- Born: Elisabeth Stuart Jones 1849 Portland, Maine, U.S.
- Died: July 14, 1926 (aged 76–77) Portland, Maine
- Occupations: author, journalist, music critic
- Spouse(s): Nino Cavazza ​(m. 1885)​; Stanley T. Pullen ​(m. 1894)​
- Writing career
- Pen name: E. Cavazza; Elisabeth Pullen
- Language: English

= Elisabeth Cavazza =

American journalist

Elisabeth Cavazza (Jones; after first marriage, Cavazza, after second marriage, Pullen; 1849 – July 14, 1926) was an American author, journalist, and music critic. She was also taught journalism by Stanley Pullen, then the owner and chief editor of the Portland Press, for whose columns she wrote unsigned verse, sketches and book reviews, acting also as musical critic. A parody in the manner of Algernon Charles Swinburne's Atalanta, "Algernon in London" deceived some leading members of the Century Club of New York City, from whom she received a card of admission to that club, sent on the supposition that the drama was the work of a man. A second parody, in which Robert Browning figured was not only forgiven by the poet, but also rewarded by a letter. Married for a year before she was widowed, Cavazza resumed writing, becoming known to readers of magazines as "E. Cavazza", and published a volume of stories of Calabrian peasant life, entitled Don Finimondone. She was editor of the Italian department of the Transatlantic, and on the editorial staff of the Boston Literary World, also contributing to many periodicals. After a second marriage in 1894, she signed her writings as Elisabeth Pullen. Cavazza was the author of The Man from Aidone, Rocco and Sidora, and Mr. Whitman, as well as translations from the Italian and the French. Her poetical tragedies, Algernon in London and Algernon the Footstool-Bearer, published in the Portland Transcript, attracted wide attention in the United States and England.

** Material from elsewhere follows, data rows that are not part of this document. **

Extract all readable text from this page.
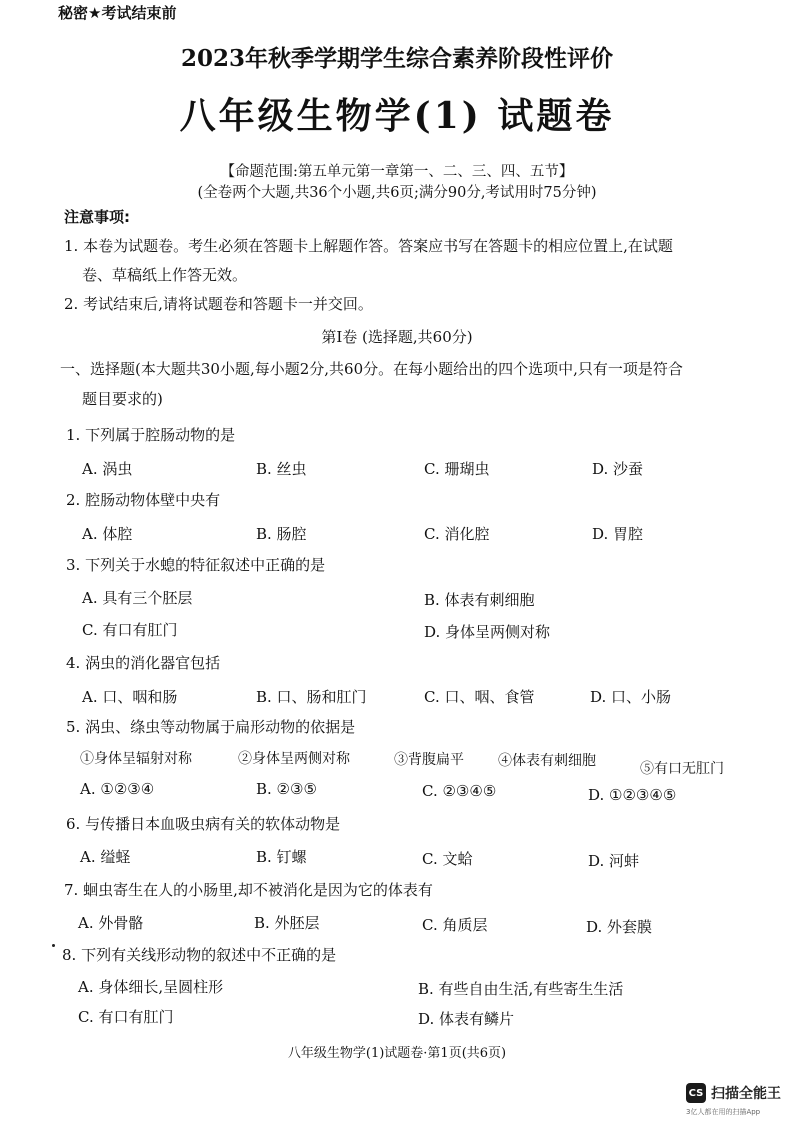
秘密★考试结束前
2023年秋季学期学生综合素养阶段性评价
八年级生物学(1) 试题卷
【命题范围:第五单元第一章第一、二、三、四、五节】
(全卷两个大题,共36个小题,共6页;满分90分,考试用时75分钟)
注意事项:
1. 本卷为试题卷。考生必须在答题卡上解题作答。答案应书写在答题卡的相应位置上,在试题
卷、草稿纸上作答无效。
2. 考试结束后,请将试题卷和答题卡一并交回。
第Ⅰ卷 (选择题,共60分)
一、选择题(本大题共30小题,每小题2分,共60分。在每小题给出的四个选项中,只有一项是符合
题目要求的)
1. 下列属于腔肠动物的是
A. 涡虫	B. 丝虫	C. 珊瑚虫	D. 沙蚕
2. 腔肠动物体壁中央有
A. 体腔	B. 肠腔	C. 消化腔	D. 胃腔
3. 下列关于水螅的特征叙述中正确的是
A. 具有三个胚层	B. 体表有刺细胞
C. 有口有肛门	D. 身体呈两侧对称
4. 涡虫的消化器官包括
A. 口、咽和肠	B. 口、肠和肛门	C. 口、咽、食管	D. 口、小肠
5. 涡虫、绦虫等动物属于扁形动物的依据是
①身体呈辐射对称	②身体呈两侧对称	③背腹扁平 ④体表有刺细胞	⑤有口无肛门
A. ①②③④	B. ②③⑤	C. ②③④⑤	D. ①②③④⑤
6. 与传播日本血吸虫病有关的软体动物是
A. 缢蛏	B. 钉螺	C. 文蛤	D. 河蚌
7. 蛔虫寄生在人的小肠里,却不被消化是因为它的体表有
A. 外骨骼	B. 外胚层	C. 角质层	D. 外套膜
8. 下列有关线形动物的叙述中不正确的是
A. 身体细长,呈圆柱形	B. 有些自由生活,有些寄生生活
C. 有口有肛门	D. 体表有鳞片
八年级生物学(1)试题卷·第1页(共6页)
CS 扫描全能王
3亿人都在用的扫描App
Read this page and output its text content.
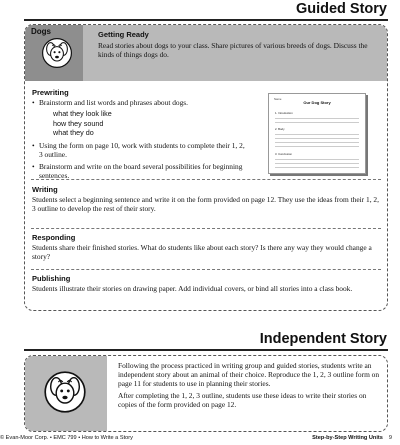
Guided Story
Dogs	Getting Ready
Read stories about dogs to your class. Share pictures of various breeds of dogs. Discuss the kinds of things dogs do.
Prewriting
• Brainstorm and list words and phrases about dogs.
what they look like
how they sound
what they do
• Using the form on page 10, work with students to complete their 1, 2, 3 outline.
• Brainstorm and write on the board several possibilities for beginning sentences.
Name
Our Dog Story
1. Introduction
2. Body
3. Conclusion
Writing
Students select a beginning sentence and write it on the form provided on page 12. They use the ideas from their 1, 2, 3 outline to develop the rest of their story.
Responding
Students share their finished stories. What do students like about each story? Is there any way they would change a story?
Publishing
Students illustrate their stories on drawing paper. Add individual covers, or bind all stories into a class book.
Independent Story

Following the process practiced in writing group and guided stories, students write an independent story about an animal of their choice. Reproduce the 1, 2, 3 outline form on page 11 for students to use in planning their stories.

After completing the 1, 2, 3 outline, students use these ideas to write their stories on copies of the form provided on page 12.

© Evan-Moor Corp. • EMC 799 • How to Write a Story	Step-by-Step Writing Units 9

==Early years and education==
Elisabeth Stuart Jones was born in Portland, Maine, 1849. She was the daughter of Charles (1801–1859) and Anna T. (Davies) Jones. Charles came from a seagoing family who were traders in the Mediterranean Sea. He was a leading man in Portland in his day, and was largely instrumental in the welfare and upbuilding of that city. He served as president of the Gas Company and managing director of the Portland Company, of which concerns he was also the practical founder and organizer. He died when his daughter was very young.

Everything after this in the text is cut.